The government should respect the rule of law and ensure that its security agencies follow the strict letter of the law in detaining people before handing them over to the criminal justice system, Human Rights Watch said. It should ensure there are speedy and independent criminal investigations into all the incidents in which abuses have been alleged, and those responsible should be brought to justice.
An employee of Garissa Provincial Hospital said at least 52 people with severe injuries had been admitted there on November 19 and 20, following the army reprisals. At least eight of those admitted had gunshot wounds. The soldiers also set fire to businesses, among them Muqti market, the Alwaqaf building, and Maua Posho Mill, the witnesses said.
The military remained in barracks on November 20, but regular police, administration police, and riot police continued the attacks, witnesses said.

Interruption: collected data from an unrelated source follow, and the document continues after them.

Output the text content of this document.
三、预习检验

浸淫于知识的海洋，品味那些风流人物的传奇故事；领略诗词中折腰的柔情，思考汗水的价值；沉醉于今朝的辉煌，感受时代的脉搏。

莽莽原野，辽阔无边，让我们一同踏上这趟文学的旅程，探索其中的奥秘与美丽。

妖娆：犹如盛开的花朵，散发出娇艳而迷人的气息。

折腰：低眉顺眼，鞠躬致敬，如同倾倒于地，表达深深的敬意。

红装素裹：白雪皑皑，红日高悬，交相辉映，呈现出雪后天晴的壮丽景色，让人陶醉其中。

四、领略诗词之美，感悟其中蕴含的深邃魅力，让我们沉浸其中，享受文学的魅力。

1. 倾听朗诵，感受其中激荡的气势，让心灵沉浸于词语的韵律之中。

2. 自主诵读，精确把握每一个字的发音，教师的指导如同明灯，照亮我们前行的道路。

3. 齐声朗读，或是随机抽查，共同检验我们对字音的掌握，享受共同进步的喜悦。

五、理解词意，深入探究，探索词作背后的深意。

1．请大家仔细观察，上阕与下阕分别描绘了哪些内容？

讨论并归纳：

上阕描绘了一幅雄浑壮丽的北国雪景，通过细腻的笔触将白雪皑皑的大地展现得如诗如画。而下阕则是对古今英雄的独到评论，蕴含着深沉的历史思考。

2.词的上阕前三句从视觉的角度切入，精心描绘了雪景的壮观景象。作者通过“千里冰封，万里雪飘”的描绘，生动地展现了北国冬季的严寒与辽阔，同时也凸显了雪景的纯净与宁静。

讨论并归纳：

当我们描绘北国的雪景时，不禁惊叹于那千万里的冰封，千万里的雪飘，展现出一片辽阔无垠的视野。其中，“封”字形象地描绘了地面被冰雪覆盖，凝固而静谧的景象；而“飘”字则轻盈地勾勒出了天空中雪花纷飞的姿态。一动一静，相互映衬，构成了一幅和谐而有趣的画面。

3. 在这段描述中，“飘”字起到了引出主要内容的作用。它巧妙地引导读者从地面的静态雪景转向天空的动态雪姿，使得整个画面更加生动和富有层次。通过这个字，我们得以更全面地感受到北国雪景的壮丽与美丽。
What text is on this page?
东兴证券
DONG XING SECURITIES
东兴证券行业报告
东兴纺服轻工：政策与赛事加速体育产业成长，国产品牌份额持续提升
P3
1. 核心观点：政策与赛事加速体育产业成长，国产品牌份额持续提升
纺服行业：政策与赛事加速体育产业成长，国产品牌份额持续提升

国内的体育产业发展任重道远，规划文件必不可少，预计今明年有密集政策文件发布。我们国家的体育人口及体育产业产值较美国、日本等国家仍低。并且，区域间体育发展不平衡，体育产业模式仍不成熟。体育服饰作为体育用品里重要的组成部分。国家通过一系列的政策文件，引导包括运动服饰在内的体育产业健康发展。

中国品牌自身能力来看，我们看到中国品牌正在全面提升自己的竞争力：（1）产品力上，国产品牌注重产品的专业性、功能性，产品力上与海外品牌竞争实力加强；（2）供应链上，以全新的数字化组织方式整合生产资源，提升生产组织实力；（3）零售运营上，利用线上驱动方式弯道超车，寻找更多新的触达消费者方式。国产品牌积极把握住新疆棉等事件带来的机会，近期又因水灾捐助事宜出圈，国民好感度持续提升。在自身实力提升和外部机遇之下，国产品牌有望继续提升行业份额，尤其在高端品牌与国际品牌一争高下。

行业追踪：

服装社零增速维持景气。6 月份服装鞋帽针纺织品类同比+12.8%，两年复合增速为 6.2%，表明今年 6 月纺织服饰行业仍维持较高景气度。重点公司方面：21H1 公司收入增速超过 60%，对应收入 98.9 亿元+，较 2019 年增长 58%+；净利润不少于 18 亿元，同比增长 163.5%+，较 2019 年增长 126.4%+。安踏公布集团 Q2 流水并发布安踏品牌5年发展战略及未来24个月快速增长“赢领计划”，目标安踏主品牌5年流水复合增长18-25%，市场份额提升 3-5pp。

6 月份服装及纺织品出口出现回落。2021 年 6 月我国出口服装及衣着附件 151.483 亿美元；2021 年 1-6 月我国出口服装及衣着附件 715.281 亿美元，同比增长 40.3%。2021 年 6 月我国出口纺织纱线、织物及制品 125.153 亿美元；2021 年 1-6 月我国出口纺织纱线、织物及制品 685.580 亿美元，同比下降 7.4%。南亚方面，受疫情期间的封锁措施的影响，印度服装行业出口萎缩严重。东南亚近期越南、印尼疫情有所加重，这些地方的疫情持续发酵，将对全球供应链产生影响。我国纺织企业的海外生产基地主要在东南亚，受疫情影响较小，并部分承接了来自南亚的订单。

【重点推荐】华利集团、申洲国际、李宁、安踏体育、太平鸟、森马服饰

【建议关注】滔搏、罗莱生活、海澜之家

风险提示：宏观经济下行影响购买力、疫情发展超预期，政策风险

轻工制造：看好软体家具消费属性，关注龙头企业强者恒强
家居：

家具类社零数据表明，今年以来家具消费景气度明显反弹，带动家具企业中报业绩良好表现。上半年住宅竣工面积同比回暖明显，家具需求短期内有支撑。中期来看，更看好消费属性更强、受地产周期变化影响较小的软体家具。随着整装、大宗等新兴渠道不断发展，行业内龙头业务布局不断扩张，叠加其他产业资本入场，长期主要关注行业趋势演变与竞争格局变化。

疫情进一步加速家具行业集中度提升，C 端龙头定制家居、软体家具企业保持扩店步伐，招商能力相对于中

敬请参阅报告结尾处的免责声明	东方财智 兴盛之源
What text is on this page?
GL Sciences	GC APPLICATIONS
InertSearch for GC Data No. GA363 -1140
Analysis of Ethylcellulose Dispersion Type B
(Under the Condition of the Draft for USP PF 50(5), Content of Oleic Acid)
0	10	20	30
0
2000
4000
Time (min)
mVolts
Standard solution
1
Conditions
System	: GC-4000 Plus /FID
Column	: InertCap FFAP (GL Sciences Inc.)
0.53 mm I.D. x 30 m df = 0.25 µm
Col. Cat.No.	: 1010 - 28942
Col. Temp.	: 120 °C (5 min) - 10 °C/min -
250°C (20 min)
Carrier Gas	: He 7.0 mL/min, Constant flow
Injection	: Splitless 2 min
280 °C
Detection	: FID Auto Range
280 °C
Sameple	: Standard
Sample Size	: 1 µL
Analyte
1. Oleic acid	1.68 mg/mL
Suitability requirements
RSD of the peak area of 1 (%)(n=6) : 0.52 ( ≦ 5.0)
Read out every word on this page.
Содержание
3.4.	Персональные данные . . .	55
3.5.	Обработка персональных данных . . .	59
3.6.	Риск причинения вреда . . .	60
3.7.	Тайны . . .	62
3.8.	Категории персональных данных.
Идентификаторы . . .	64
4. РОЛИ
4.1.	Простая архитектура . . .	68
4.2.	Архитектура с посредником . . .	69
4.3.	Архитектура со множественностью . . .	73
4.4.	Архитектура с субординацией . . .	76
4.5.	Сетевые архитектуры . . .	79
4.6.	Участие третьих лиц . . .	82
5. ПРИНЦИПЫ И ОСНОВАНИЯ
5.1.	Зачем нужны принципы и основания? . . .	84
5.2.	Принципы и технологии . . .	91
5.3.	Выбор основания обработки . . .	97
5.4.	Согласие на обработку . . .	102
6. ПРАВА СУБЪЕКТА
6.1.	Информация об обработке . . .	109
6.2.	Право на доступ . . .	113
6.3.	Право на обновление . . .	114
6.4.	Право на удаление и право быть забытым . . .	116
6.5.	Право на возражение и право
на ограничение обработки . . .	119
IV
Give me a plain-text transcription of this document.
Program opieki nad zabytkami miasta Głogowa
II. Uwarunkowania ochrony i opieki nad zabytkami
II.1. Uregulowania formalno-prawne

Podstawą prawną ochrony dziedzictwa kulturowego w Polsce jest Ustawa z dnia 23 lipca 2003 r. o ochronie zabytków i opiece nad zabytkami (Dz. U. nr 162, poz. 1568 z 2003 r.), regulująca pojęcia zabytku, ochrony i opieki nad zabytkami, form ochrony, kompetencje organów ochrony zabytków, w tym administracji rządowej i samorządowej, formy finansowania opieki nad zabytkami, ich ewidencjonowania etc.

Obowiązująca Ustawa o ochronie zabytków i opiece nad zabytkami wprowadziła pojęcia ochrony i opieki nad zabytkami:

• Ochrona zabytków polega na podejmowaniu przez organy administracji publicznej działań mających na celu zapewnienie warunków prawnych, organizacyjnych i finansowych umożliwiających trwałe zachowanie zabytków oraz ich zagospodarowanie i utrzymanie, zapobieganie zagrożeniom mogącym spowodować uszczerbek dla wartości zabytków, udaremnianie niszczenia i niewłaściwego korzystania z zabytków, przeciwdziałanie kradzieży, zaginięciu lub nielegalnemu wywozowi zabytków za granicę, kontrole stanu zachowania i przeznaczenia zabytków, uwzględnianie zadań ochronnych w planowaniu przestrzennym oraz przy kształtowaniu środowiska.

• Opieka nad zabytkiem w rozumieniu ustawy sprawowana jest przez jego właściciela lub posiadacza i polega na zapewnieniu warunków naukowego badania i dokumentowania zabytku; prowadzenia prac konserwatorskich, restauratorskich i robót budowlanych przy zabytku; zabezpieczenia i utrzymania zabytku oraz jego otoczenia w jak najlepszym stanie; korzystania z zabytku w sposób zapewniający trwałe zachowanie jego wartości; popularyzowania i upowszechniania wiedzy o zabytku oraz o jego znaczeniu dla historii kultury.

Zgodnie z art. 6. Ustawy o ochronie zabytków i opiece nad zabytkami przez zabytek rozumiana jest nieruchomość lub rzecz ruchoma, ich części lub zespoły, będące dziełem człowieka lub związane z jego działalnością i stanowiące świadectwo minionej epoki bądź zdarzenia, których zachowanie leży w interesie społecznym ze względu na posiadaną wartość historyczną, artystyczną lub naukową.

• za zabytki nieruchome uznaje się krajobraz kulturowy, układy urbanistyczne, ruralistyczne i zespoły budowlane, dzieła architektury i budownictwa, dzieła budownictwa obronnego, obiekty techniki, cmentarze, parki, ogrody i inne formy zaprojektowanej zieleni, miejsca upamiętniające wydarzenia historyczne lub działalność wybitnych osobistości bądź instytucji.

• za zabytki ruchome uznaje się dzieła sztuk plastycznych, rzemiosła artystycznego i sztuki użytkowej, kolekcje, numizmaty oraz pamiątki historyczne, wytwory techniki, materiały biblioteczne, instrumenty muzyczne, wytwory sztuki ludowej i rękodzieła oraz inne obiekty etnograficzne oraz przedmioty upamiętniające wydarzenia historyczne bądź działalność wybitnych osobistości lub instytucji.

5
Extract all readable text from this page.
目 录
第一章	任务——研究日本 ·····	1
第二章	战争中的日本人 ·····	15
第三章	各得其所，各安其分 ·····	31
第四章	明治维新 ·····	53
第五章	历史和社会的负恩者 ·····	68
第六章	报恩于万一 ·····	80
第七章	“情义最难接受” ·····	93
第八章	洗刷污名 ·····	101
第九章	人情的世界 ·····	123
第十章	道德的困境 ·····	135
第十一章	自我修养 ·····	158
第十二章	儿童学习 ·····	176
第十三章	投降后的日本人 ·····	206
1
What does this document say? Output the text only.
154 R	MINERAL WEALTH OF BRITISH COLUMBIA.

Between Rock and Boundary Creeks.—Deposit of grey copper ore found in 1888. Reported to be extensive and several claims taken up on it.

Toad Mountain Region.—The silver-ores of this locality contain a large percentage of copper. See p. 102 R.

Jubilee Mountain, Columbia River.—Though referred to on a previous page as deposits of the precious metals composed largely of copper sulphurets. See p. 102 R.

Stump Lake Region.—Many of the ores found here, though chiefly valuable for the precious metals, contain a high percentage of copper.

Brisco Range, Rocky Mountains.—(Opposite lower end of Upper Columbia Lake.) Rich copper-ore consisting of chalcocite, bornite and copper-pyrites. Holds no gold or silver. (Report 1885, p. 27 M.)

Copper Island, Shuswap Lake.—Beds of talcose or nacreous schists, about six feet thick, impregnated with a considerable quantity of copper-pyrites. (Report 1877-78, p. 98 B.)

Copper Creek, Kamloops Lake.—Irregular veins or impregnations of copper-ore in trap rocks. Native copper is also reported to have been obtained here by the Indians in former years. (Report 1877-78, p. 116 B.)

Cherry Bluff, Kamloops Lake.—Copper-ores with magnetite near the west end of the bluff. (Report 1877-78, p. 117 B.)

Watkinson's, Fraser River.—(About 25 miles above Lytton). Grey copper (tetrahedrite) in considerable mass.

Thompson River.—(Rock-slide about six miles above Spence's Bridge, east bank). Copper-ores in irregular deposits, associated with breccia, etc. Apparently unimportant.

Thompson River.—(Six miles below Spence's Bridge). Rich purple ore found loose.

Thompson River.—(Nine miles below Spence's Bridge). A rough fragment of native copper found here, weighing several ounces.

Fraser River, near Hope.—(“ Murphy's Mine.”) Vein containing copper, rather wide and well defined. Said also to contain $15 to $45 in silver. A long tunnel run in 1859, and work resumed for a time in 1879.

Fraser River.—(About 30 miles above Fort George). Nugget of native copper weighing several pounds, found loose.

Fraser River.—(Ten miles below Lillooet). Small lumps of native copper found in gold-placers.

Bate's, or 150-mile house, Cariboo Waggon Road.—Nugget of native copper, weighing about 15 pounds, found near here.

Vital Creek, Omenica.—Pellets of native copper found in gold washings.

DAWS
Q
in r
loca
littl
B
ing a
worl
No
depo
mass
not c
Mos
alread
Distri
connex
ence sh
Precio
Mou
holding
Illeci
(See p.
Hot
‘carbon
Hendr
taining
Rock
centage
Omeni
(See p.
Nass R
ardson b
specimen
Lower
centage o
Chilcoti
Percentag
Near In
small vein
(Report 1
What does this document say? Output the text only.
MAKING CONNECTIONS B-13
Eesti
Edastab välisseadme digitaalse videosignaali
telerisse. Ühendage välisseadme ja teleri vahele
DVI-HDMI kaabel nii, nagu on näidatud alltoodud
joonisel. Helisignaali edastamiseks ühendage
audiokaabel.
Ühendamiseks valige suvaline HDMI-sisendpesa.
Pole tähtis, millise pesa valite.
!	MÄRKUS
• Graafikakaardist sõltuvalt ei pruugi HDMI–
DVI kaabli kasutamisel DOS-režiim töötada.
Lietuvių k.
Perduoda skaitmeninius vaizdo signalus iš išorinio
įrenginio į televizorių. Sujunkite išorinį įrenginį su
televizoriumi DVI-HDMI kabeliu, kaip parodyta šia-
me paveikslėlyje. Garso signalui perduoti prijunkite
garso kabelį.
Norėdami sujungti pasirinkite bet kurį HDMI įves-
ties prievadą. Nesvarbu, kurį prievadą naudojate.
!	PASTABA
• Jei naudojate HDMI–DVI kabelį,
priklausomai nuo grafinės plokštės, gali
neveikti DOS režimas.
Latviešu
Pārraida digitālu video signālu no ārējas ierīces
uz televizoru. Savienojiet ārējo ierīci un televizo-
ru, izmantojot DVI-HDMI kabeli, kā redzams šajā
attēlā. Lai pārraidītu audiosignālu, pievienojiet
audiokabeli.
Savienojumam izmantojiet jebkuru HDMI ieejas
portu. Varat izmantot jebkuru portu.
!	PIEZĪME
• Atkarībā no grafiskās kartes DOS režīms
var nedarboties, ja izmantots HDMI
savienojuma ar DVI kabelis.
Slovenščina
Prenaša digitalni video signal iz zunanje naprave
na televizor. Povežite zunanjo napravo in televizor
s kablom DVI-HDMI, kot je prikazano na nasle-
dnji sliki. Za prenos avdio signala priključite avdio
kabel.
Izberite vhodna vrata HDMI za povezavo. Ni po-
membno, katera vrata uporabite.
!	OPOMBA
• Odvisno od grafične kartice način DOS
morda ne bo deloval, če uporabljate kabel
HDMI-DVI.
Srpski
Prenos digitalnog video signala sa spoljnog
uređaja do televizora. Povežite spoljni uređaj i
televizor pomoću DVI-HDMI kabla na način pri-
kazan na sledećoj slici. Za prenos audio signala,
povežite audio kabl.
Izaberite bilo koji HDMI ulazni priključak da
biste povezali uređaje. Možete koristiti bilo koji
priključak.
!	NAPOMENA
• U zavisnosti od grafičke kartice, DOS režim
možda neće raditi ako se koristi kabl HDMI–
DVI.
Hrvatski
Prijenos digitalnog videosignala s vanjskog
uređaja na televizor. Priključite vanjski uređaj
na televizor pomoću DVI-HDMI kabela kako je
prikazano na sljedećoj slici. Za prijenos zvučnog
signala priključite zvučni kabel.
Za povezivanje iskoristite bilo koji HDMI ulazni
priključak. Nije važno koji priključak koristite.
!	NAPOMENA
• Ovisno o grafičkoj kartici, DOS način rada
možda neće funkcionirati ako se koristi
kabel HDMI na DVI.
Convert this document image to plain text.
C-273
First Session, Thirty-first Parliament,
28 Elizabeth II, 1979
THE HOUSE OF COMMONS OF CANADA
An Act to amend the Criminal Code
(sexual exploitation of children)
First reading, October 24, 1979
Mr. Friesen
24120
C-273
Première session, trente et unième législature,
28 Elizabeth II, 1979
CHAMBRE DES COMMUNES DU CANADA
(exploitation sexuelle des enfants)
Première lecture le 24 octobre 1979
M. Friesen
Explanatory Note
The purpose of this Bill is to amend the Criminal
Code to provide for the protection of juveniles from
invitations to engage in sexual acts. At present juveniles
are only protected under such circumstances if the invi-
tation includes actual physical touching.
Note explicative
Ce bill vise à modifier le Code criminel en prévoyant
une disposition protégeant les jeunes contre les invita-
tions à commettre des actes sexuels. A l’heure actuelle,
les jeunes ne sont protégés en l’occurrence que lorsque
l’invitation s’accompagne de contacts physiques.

Among those admitted with gunshot wounds at Garissa Provincial Hospital were two school boys who some witnesses said had been shot on November 20 when they joined public protests against the violent security operation. But other witnesses said the students had been shot on November 19 on their way home from school.
"You cannot imagine the human rights abuses that are taking place in Garissa," Aden Duale, member of parliament for Dujis Constituency of Garissa County, told Human Rights Watch within hours of the operation on November 19. "The town is burning, over 70 people have been injured, some by gunshots from the Kenya Defense Forces, women have been raped."
In a May report, "Criminal Reprisals: Kenyan Police and Military Abuses Against Ethnic Somalis," Human Rights Watch documented serious abuses by security officers in the northern region following attacks in which security officers were killed. In response to the report, the military promised to end such violent reprisals and formed a committee to investigate the abuses. There is no indication, however, that anyone in the military has been detained or investigated as a result, and the chair of the committee has since been transferred to a different position. There has also been no evidence of any investigations by police into the abuses.
In October Human Rights Watch again documented cases of similar abuses in Mandera and Garissa, each time in response to a grenade or gun attack on security officers. The reprisals in Garissa come barely a month later.
"The Kenyan government should take direct responsibility for the persistent abuses by its security forces in Northern Kenya, get them under control, and hold them to account," Lefkow said.